At least once a week you'll find yourself in some kind of store, whether it be for groceries, new clothes, or something else. You've probably heard your cashier say "Is plastic okay?" hundreds of times in the past 10 years, or so much that you hardly pay attention to what they're saying anymore. We've all been there. But how often do we say "Yeah that is fine" without asking or thinking to ourselves why using plastic bags is fine? Probably a lot.

If you're my age or older, you probably remember your parents taking you to a store where the cashier would ask "Is paper okay?" or your parents came home with everything in paper bags. Slowly that phrase became "Paper or plastic?" and then it evolved into plastic as the standard. Nowadays, it is almost like you're the bad person for asking for paper, or that bagging in paper is an inconvenience to the cashier. But don't blame the employees, that is just part of their training.


You're made to feel bad about your environmentally positive choices because that is what these companies want you to feel. Simply put, plastic is cheaper to produce than paper. However, paper is still offered to those that ask for it because companies know that there are still people who refute using single use plastic, meaning that they might lose customers if they don't leave the option at least a little bit open.

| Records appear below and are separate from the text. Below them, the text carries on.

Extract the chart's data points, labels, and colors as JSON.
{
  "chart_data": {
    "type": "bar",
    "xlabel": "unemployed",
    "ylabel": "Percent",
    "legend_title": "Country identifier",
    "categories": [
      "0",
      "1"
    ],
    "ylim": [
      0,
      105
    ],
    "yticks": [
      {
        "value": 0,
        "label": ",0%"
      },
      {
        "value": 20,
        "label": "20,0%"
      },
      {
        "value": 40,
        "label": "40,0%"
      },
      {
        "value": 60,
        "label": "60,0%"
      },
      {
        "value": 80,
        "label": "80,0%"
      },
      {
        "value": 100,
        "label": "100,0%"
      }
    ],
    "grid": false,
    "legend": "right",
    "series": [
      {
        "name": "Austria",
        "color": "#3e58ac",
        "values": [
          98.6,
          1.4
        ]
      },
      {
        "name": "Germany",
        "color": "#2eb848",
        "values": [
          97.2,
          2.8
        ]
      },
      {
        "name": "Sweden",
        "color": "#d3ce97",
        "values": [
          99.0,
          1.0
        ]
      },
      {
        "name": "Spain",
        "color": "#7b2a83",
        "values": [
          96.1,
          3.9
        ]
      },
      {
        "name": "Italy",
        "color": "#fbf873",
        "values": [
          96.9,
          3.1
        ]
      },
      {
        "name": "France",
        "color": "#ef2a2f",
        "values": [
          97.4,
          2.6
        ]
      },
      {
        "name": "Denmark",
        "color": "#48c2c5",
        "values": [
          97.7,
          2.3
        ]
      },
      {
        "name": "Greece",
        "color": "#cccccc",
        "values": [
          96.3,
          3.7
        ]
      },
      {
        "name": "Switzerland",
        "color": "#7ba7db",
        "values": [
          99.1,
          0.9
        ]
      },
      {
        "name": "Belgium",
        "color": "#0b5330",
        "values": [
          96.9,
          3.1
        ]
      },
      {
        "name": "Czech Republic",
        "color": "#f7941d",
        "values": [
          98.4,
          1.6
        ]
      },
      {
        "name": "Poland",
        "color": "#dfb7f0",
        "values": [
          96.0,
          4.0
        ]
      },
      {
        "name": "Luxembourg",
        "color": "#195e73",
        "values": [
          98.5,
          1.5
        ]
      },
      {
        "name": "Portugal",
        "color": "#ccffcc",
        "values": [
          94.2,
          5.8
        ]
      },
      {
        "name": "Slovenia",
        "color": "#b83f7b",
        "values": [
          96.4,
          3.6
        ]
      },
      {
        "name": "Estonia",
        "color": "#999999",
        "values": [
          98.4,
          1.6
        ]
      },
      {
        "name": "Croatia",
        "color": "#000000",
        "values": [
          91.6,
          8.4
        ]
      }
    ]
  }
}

Plastic may be convenient being that it can often hold more weight and usually has handles for ease of carry, but the life of a plastic bag is often short and ends up in a landfill, in the forest, or body of water. Fortunately, being mindful of our plastic consumption can make a huge difference. Some stores have taken the initiative to offer plastic bag recycling at no cost to you, most at least offer reusable bags for usually under $3, and a few even have you bring your own bags. Just the other day I was shopping at a local outdoors clothing store and the cashier, being an environmentalist, asked me if she could put my new products into the paper bag I brought my returns in. We ended up on the topic of minimizing plastic bags and at the end of our discussion she gifted me a reusable bag that folds and zips into the size of a wallet. It was refreshing to meet a like minded person in a country full of wasteful consumerism! Even on a bad day, you can at least say that you saved the earth and landfills of a plastic bag. If we could all teach each other these lessons and spread a positive message, we can slow down our negative impact on the planet and clean up what we have already created.